Плывут Серега с тараканом — рубаха заместо ветрила, тараканий ус пошевеливает…
Вона и погост показался, купол святой, золотая маковица на солнышке играет. Видят женки диво, чудятся…
Приплыл Серега к берегу, вышел наземь, стряхнулся, на Божий храм перекрестился, да с женой домой пошел. А таракан живым ходом на печь — простудил старые косточки, погреться хочется…
Прошло семь дней, что часов — дунула морянка, пылит море, взводни рыкают, летит рачий царь к погосту, охота ему христианскую душу заполонить. Пошла великая сутомышь, плачут женки, ребята пищат…
Забыл Серега старые глумы, пошел к попу да и говорит: «Батюшко, помоги, море злобится…» И стал поп у самого моря творить по старой книге моление об укрощении злобы водной. Шумит взводень, спешит пузень рухлый, рачий царь по Серегину душу.
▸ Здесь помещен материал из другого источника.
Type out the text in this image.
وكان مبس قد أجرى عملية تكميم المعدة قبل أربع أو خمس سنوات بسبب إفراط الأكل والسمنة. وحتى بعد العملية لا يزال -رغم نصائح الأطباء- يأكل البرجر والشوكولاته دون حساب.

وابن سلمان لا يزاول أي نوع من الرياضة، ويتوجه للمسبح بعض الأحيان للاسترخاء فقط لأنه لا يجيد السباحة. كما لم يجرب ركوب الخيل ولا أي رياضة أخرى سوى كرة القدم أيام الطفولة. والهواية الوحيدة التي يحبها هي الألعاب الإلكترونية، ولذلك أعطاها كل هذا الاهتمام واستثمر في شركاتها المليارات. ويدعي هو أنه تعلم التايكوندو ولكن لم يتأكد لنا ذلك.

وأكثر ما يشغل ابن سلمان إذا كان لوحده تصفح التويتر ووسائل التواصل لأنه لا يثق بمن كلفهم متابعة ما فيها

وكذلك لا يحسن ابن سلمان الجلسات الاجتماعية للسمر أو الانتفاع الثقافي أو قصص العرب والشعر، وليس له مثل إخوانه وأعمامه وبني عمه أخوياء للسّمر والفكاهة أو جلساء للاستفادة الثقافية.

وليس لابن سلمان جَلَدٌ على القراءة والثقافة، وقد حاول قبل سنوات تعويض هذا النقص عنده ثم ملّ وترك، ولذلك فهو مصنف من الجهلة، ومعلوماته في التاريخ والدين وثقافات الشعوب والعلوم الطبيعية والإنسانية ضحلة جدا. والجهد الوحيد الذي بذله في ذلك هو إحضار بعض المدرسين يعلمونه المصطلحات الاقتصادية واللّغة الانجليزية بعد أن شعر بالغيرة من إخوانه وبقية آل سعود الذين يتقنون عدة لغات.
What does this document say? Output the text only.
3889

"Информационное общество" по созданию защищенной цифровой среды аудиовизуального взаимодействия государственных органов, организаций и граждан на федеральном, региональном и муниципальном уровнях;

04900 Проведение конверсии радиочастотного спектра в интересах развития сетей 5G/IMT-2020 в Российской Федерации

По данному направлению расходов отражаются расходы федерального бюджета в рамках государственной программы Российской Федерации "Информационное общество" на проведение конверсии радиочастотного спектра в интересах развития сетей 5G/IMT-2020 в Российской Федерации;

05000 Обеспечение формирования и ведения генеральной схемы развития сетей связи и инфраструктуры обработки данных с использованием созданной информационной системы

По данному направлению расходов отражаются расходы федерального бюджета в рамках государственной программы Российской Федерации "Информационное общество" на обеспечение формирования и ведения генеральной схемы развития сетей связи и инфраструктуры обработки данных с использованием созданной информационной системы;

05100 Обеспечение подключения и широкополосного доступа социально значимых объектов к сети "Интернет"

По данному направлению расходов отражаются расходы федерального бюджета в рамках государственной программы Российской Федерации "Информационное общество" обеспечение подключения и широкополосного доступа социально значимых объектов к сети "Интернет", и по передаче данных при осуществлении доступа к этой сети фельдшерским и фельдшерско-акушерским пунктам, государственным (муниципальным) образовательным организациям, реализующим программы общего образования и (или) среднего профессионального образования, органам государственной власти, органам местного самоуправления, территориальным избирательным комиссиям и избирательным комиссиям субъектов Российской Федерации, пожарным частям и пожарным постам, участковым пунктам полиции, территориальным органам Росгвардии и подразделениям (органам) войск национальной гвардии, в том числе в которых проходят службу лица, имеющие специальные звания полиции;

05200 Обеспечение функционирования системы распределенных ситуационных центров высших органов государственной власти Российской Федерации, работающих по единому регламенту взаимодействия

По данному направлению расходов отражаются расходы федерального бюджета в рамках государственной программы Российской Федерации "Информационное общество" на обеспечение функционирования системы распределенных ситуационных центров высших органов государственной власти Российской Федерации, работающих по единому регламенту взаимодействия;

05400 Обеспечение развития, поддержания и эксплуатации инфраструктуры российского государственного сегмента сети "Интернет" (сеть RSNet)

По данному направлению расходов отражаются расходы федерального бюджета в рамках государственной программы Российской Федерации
Не молкнет море…
И с гневом и властию возгласил попик смиренный, немудрый: «Море виде и побеже, Иордан возвратися вспять». Хлынул взводень и назад побежал, улетела морянка на Грумант отдыхать, о торос железный клюв чистить, с поворотом остался рачий царь — не видать ему Сереги, что куричьих титек аль свиных рожек…
Давненько плавал Серега к рачьему царю, а все помнится досюльщина страшная… Взгрызнется с женкой в худой час, зарычит неистово: «Кухта-мухта некрещеная, хошь, к рачьему царю уплыву?» А женка его ухватом гвозданет, кликнет чайкой несытой: «Молчи, бес семигорбяшный! Шутейно плавать всяк горазд, морока окаянная, бурзачило поганое!»
МУРАШ ПРЕМУДРЫЙ
(
В самом глухмяном да темнущем суземке, на зверином путике, под сосной толстущей жил мураш премудрый — мурашиный царь. Жил не попросту, затейно бытовал в палатах мурашиных — по-вашему, просто куча будет, а поди, заберись — там тебе и ходики, и переходики, и горенки, и спаленки, и на всякую потребу всего напасено, и мурашицы поют, мураша премудрого веселят, и мурашиное войско лютует, подраться хочет, и кухари с утра раннего до ночной глухомани заедки на потеху мурашиную готовят.
И был мураш мудрее всех мурашек прочих — дал ему, мурашу, Господь дар предивный и пречудный — всякую речь, человечью и звериную, понимать, на всех языках гуторить. Оттого и жил мураш премудро — и людям и зверью языки спутаны — эфиопу невдомек наша досюльщинка, козлу жеребца не переспорить, да и кит-рыба трещочке немного забрешет.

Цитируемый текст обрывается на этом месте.